In August 2013, Southern Water our friendly local wastewater treatment company, was fined £2.7 million for deliberate sewage dumps.

Sentencing guidelines for environmental offences were updated in 2014 to allow for higher fines, suggesting penalties for up to £3M for the most serious deliberate offences by large companies, though allowing judges to go beyond this for the largest companies with turnovers above £50M.

Last year they were fined a record £90M for the deliberate dumping of billions of litres of raw sewage off the north Kent and Hampshire coasts between 2010 and 2015. The case judge at Canterbury Crown Court said that it “had not learnt” from the previous fine and its offending “simply continued.”

Penelope Game, head of practice at Fish Legal said that: “If you think of the savings that Southern Water must have made each year on their treatment costs, you may conclude on a purely financial basis it was still cheaper to pollute the water environment.”

In 2020 Southern Water was responsible for 400 reported incidents.

Surely it cannot get any worse? The answer is quite probably, yes it can. A majority stake in Southern Water has been bought by Australian Investment Bank Macquarie. These new investors have promised to put the utility company “back on a stable footing”.

Unfortunately, Macquarie have an appalling track record from their ownership of Thames Water which they sold for billions in 2017 after a decade in which Macquarie earned billions from the company and paid next to no corporation tax. It also left Thames Water with an extra £2 billion debt.

We recommend interested readers listen to the BBC podcast made in 2017 called: “Macquarie: The Tale of the River Bank”. This describes how the Australian “investment” bank squeezed the maximum profit from the water company whilst deliberately failing to maintain plant at sewage treatment works.

Last year, the new chief executive at Southern Water Ian McAulay awarded himself a £500,000 bonus.

With our antiquated Faversham sewage works operating at or beyond full capacity it is likely that we have a long wait before swimming and raft races are again possible in the Creek. The current utter tragic state of our privatised utilities should surely make any sensible person accept that public ownership is not all bad.

In our next edition we will include a Special Sewage Section with an in-depth look at the state of our Creek.

THE CREEK BRIDGE

Despite having our “can do“ MP Helen Whately at the helm of the Creek Swing Bridge Steering Group which comprises of members of the FTC, KCC, the Faversham Society and the Faversham Creek Trust, very little progress appears to being made towards a resolution with Peel Ports of how or when the replacement bridge will be in place and the sluice gates working in a nicely dredged basin usable basin.

Unfortunately, the group meets in secrecy and produces no minutes, just an occasional press release saying blandly that “progress is being made”. Never any useful detail.

Despite all the disappointments since the heady days of 2015 when the townsfolk raised over £125,000 to help fund the promised new bridge, the Faversham Eye holds onto a small glimmer of hope that our newish Town Council will grasp the nettle and take positive action to resolve matters.

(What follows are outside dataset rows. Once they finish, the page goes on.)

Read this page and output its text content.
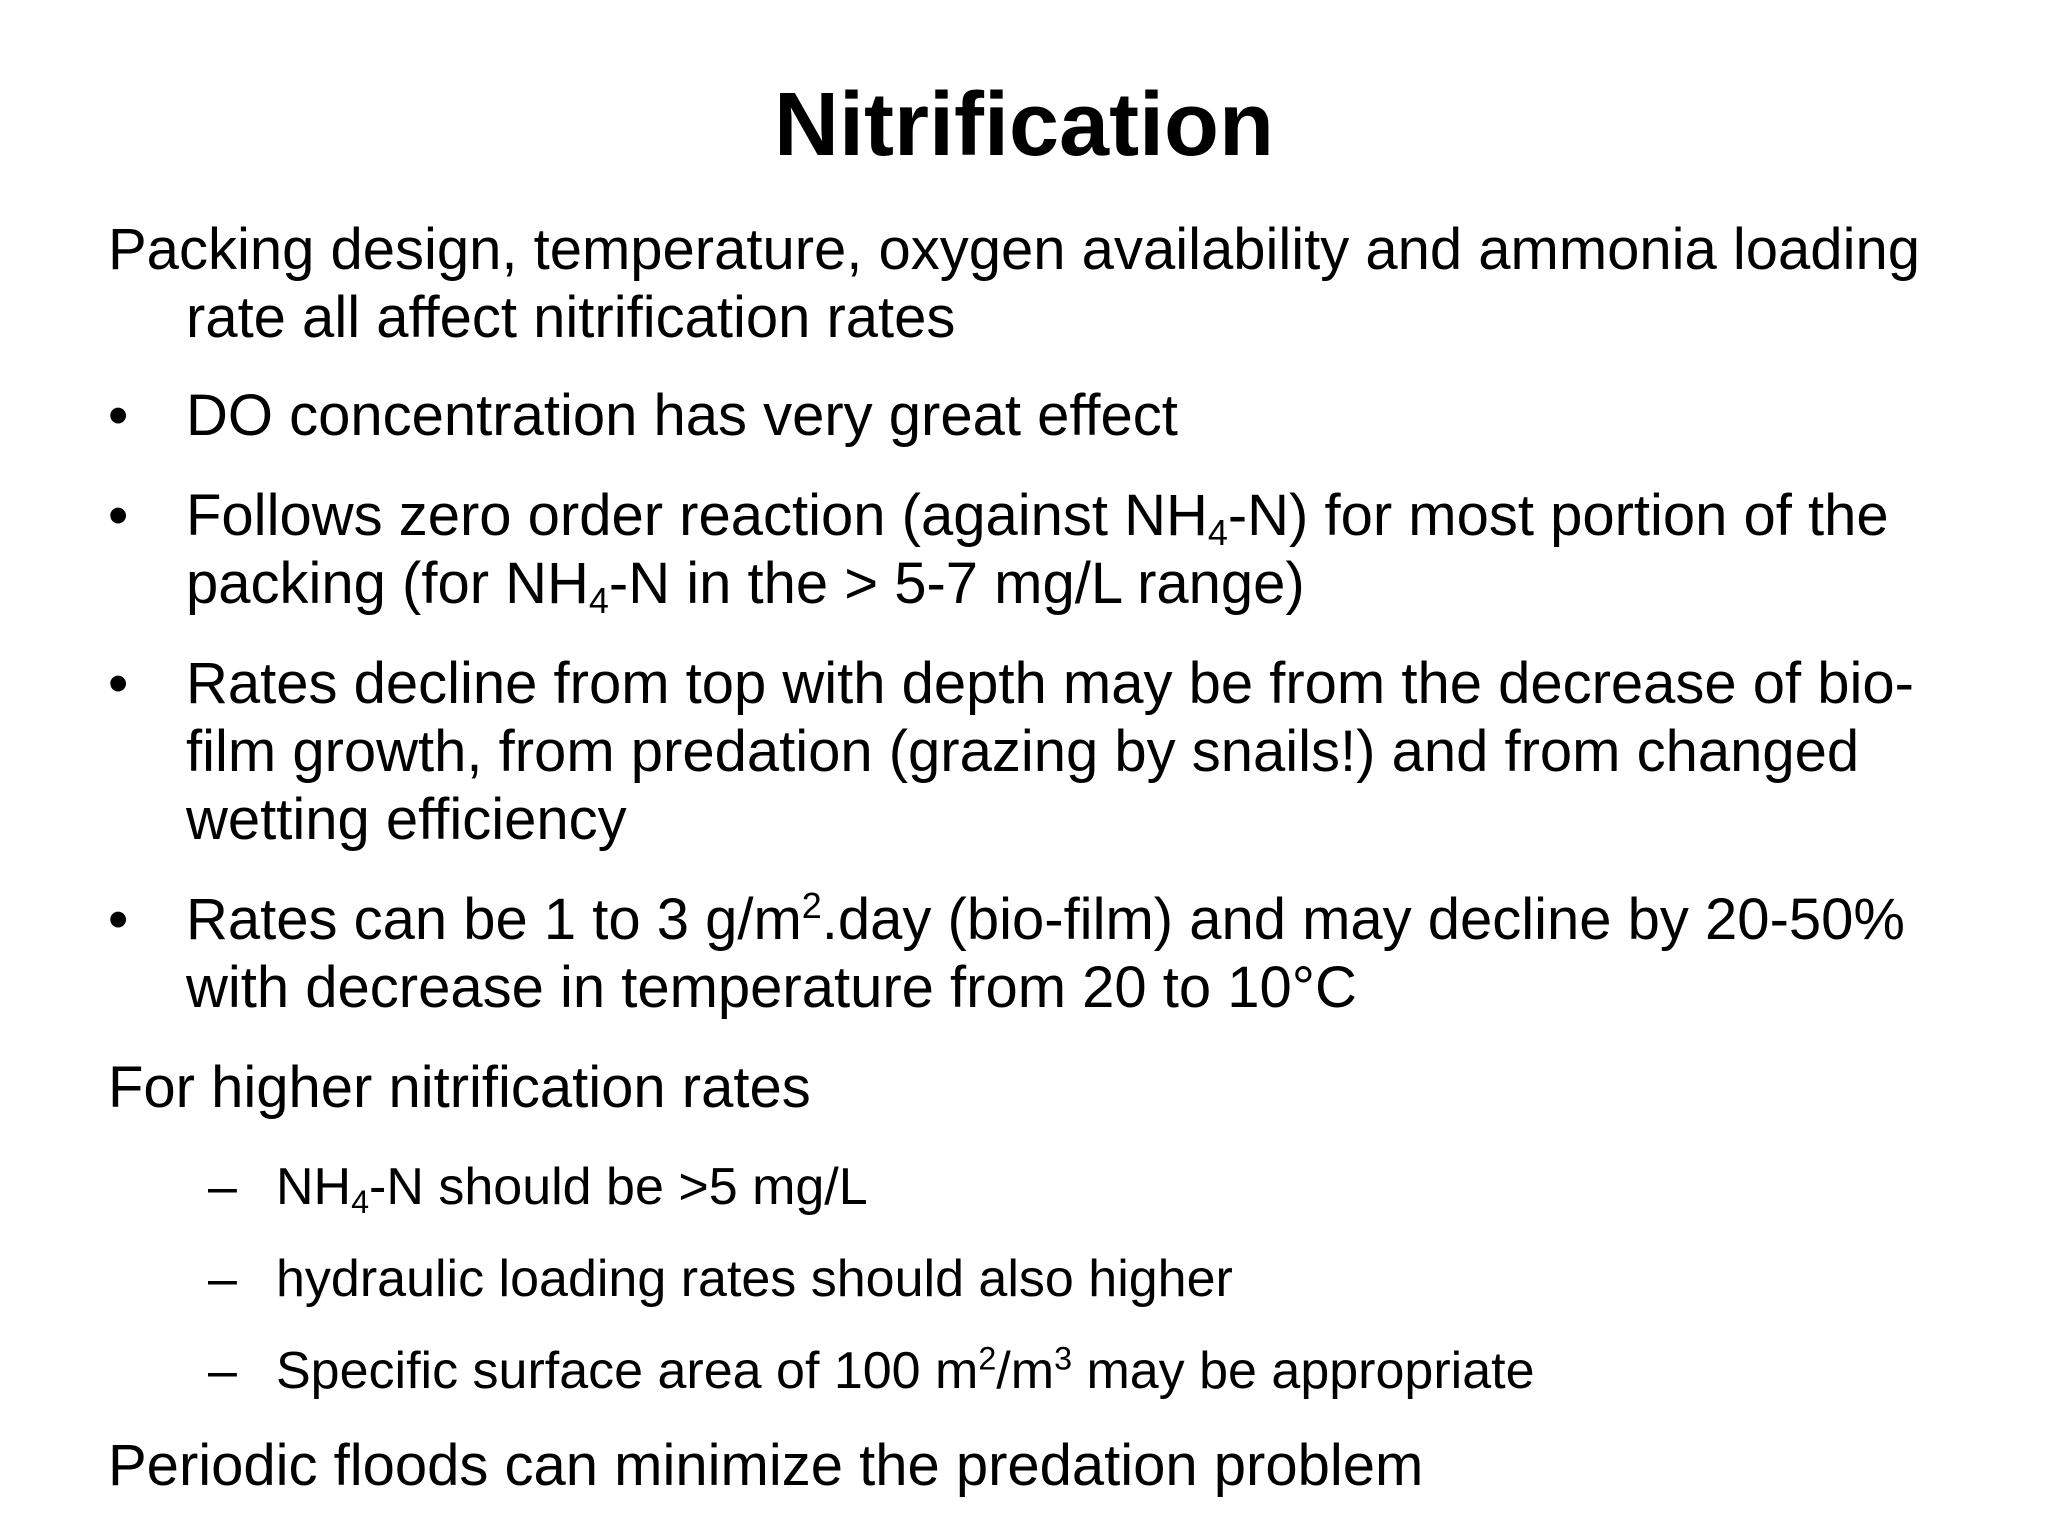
Nitrification

Packing design, temperature, oxygen availability and ammonia loading rate all affect nitrification rates

• DO concentration has very great effect
• Follows zero order reaction (against $NH_4-N$) for most portion of the packing (for $NH_4-N$ in the > 5-7 mg/L range)
• Rates decline from top with depth may be from the decrease of bio-film growth, from predation (grazing by snails!) and from changed wetting efficiency
• Rates can be 1 to 3 $g/m^2.day$ (bio-film) and may decline by 20-50% with decrease in temperature from 20 to 10°C

For higher nitrification rates

– $NH_4-N$ should be >5 mg/L
– hydraulic loading rates should also higher
– Specific surface area of 100 $m^2/m^3$ may be appropriate

Periodic floods can minimize the predation problem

These are the questions we feel need answering:

  1. Exact progress of the feasibility study of options, swing or bascule, and the justification for choice.

  2. What options have been considered for the replacement of the gates, including an improved sluicing mechanism.

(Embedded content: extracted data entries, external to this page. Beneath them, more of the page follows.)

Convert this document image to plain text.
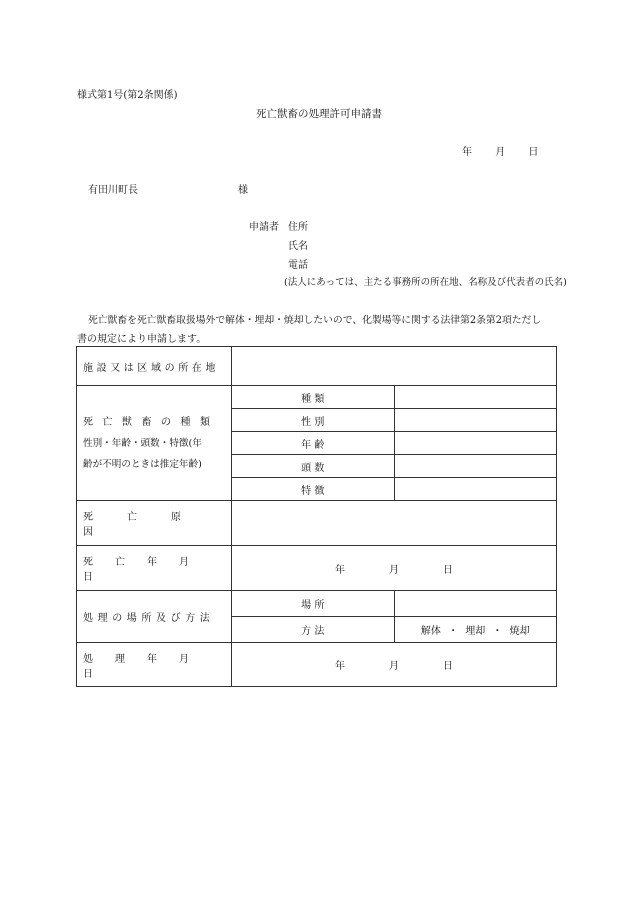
様式第1号(第2条関係)
死亡獣畜の処理許可申請書
年 月 日
有田川町長	様
申請者 住所
氏名
電話
(法人にあっては、主たる事務所の所在地、名称及び代表者の氏名)
死亡獣畜を死亡獣畜取扱場外で解体・埋却・焼却したいので、化製場等に関する法律第2条第2項ただし
書の規定により申請します。
施設又は区域の所在地		

死亡獣畜の種類
性別・年齢・頭数・特徴(年
齢が不明のときは推定年齢)	種 類	
	性 別	
	年 齢	
	頭 数	
	特 徴	
死亡原因		
死亡年月日	年 月 日	

処理の場所及び方法	場 所	
	方 法	解体 ・ 埋却 ・ 焼却
処理年月日	年 月 日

  3. Full description of the extent of the whole project; bridge, gates, traffic control system, traffic control system and basin dredging including gutway downstream of the bridge.

  4. Detailed estimated/budget cost of the project and the projected start finish dates.

  5. How will it be funded.

  6. What engagement has there been with Peel Ports, the owner of the Gates and part owner of the bridge.

  7. What consideration has been given to the Statutory Harbour Authority raising a Harbour Closure Order.

  8. What options have been considered as to the daily management of the operation of the Bridge, Gates and sluicing operations.

  9. How much are the temporary bridges costing.